CANTON, Mississippi — Some union supporters say they hope the United Auto Workers will charter a formal local union at Nissan Motor Co.'s plant, but it remains unclear whether the union will do so.
The workers made the comments Friday during a visit by a group of international trade union leaders whose organizations represent workers at Nissan and its controlling partner Renault S.A. of France.
Jyrki Raina, the general secretary of IndustriALL Global Union, said representatives would pressure Nissan in their home countries, although he declined to say exactly what union members would do.
"In the globalized world we can't allow Nissan to treat the workers in Mississippi as second-class citizens," said Raina, accompanied by representatives from unions in Japan, France, Spain, Brazil, South Africa and the United Kingdom. "We want them to have the same rights and representation as at all plants."
IndustriALL, a global federation, says its constituent unions represent more than 150,000 Nissan and Renault employees worldwide.
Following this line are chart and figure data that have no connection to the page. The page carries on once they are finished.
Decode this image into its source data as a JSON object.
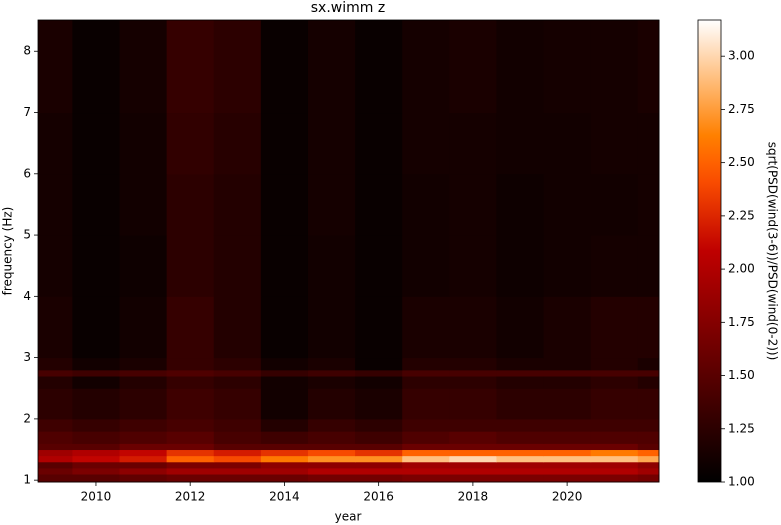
{
  "chart_data": {
    "type": "heatmap",
    "title": "sx.wimm z",
    "x_label": "year",
    "y_label": "frequency (Hz)",
    "colorbar_label": "sqrt(PSD(wind(3-6))/PSD(wind(0-2)))",
    "colormap": "gist_heat",
    "x_edges": [
      2008.77,
      2009.5,
      2010.5,
      2011.5,
      2012.5,
      2013.5,
      2014.5,
      2015.5,
      2016.5,
      2017.5,
      2018.5,
      2019.5,
      2020.5,
      2021.5,
      2021.95
    ],
    "y_edges": [
      0.97,
      1.1,
      1.2,
      1.3,
      1.4,
      1.5,
      1.6,
      1.8,
      2.0,
      2.5,
      2.7,
      2.8,
      3.0,
      4.0,
      5.0,
      6.0,
      7.0,
      8.51
    ],
    "z": [
      [
        1.5,
        1.5,
        1.55,
        1.6,
        1.6,
        1.6,
        1.65,
        1.65,
        1.7,
        1.7,
        1.7,
        1.7,
        1.7,
        1.65
      ],
      [
        1.6,
        1.7,
        1.8,
        1.9,
        1.9,
        1.9,
        2.0,
        2.0,
        2.0,
        2.0,
        2.0,
        2.0,
        2.0,
        1.9
      ],
      [
        1.5,
        1.6,
        1.6,
        1.7,
        1.7,
        1.8,
        1.8,
        1.8,
        1.9,
        1.9,
        1.9,
        1.9,
        1.9,
        1.8
      ],
      [
        2.0,
        2.1,
        2.2,
        2.5,
        2.4,
        2.6,
        2.7,
        2.7,
        2.9,
        3.0,
        2.9,
        2.9,
        2.9,
        2.8
      ],
      [
        1.9,
        2.0,
        2.1,
        2.3,
        2.2,
        2.3,
        2.4,
        2.3,
        2.5,
        2.5,
        2.5,
        2.5,
        2.6,
        2.5
      ],
      [
        1.5,
        1.5,
        1.6,
        1.6,
        1.5,
        1.5,
        1.5,
        1.5,
        1.6,
        1.6,
        1.6,
        1.6,
        1.6,
        1.5
      ],
      [
        1.45,
        1.4,
        1.45,
        1.5,
        1.4,
        1.35,
        1.4,
        1.35,
        1.45,
        1.5,
        1.45,
        1.45,
        1.45,
        1.45
      ],
      [
        1.35,
        1.3,
        1.35,
        1.4,
        1.35,
        1.2,
        1.3,
        1.25,
        1.35,
        1.35,
        1.35,
        1.35,
        1.35,
        1.35
      ],
      [
        1.25,
        1.2,
        1.25,
        1.35,
        1.3,
        1.1,
        1.2,
        1.15,
        1.3,
        1.3,
        1.25,
        1.25,
        1.3,
        1.3
      ],
      [
        1.2,
        1.1,
        1.2,
        1.3,
        1.25,
        1.1,
        1.15,
        1.1,
        1.25,
        1.25,
        1.2,
        1.2,
        1.25,
        1.2
      ],
      [
        1.4,
        1.35,
        1.4,
        1.45,
        1.4,
        1.3,
        1.35,
        1.3,
        1.4,
        1.4,
        1.4,
        1.4,
        1.4,
        1.4
      ],
      [
        1.2,
        1.1,
        1.15,
        1.3,
        1.25,
        1.1,
        1.15,
        1.05,
        1.2,
        1.2,
        1.15,
        1.15,
        1.2,
        1.15
      ],
      [
        1.15,
        1.05,
        1.1,
        1.3,
        1.2,
        1.05,
        1.1,
        1.05,
        1.15,
        1.15,
        1.1,
        1.15,
        1.2,
        1.2
      ],
      [
        1.12,
        1.05,
        1.08,
        1.25,
        1.2,
        1.05,
        1.1,
        1.05,
        1.1,
        1.12,
        1.08,
        1.1,
        1.12,
        1.12
      ],
      [
        1.12,
        1.05,
        1.1,
        1.25,
        1.2,
        1.05,
        1.12,
        1.05,
        1.1,
        1.12,
        1.08,
        1.1,
        1.1,
        1.12
      ],
      [
        1.12,
        1.05,
        1.1,
        1.28,
        1.22,
        1.05,
        1.12,
        1.05,
        1.12,
        1.12,
        1.1,
        1.1,
        1.12,
        1.12
      ],
      [
        1.15,
        1.05,
        1.12,
        1.3,
        1.25,
        1.05,
        1.12,
        1.05,
        1.12,
        1.15,
        1.1,
        1.12,
        1.12,
        1.15
      ]
    ],
    "xlim": [
      2008.77,
      2021.95
    ],
    "ylim": [
      0.97,
      8.51
    ],
    "xticks": [
      2010,
      2012,
      2014,
      2016,
      2018,
      2020
    ],
    "yticks": [
      1,
      2,
      3,
      4,
      5,
      6,
      7,
      8
    ],
    "clim": [
      1.0,
      3.17
    ],
    "cticks": [
      {
        "value": 1.0,
        "label": "1.00"
      },
      {
        "value": 1.25,
        "label": "1.25"
      },
      {
        "value": 1.5,
        "label": "1.50"
      },
      {
        "value": 1.75,
        "label": "1.75"
      },
      {
        "value": 2.0,
        "label": "2.00"
      },
      {
        "value": 2.25,
        "label": "2.25"
      },
      {
        "value": 2.5,
        "label": "2.50"
      },
      {
        "value": 2.75,
        "label": "2.75"
      },
      {
        "value": 3.0,
        "label": "3.00"
      }
    ]
  }
}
The UAW, an IndustriALL affiliate, is trying to organize Nissan workers and contract employees to seek union representation at the Canton plant, where more than 6,000 people work. No petition for a union election has been filed.
Nissan said again Friday that it hasn't done anything illegal and said its workers are free to unionize under American law.
"No, certainly not. We don't tolerate intimidation at our facilities," said spokesman Justin Saia. "I think we've addressed that over and over again over the last two years."
The UAW set up a local even though it lost an election to represent workers at a Volkswagen AG plant in Chattanooga, Tennessee, in February, and claims it has reached a "consensus" with VW that it will recognize the UAW there without another vote once they sign up enough workers. Volkswagen has said there is no formal agreement.
More recently, it announced it would set up a local at Daimler AG's Mercedes-Benz plant in Tuscaloosa, Alabama.
In both cases, working in the UAW's favor are German unions whose representatives sit on their company's board. The UAW has no such advantage with Nissan, although it has repeatedly won support from unions elsewhere.
Morris Mock, a Nissan employee who's one of the most visible union supporters, said after Raina's remarks that he'd welcome a UAW local. He thinks that familiarity would help build support among Nissan workers.
"It gets rid of all the intimidation," he said.
UAW representatives said Friday they weren't authorized to speak to reporters.
The union has also focused on building support in the local community, among civil rights groups, students and performers, all in an attempt to overcome hostility to organized labor in Mississippi's business and political worlds.
They've also appealed to the Organization for Economic Co-operation and Development, asking the U.S. State Department to mediate complaints. Raina said Friday that IndustriALL still awaits a response to its OECD complaint.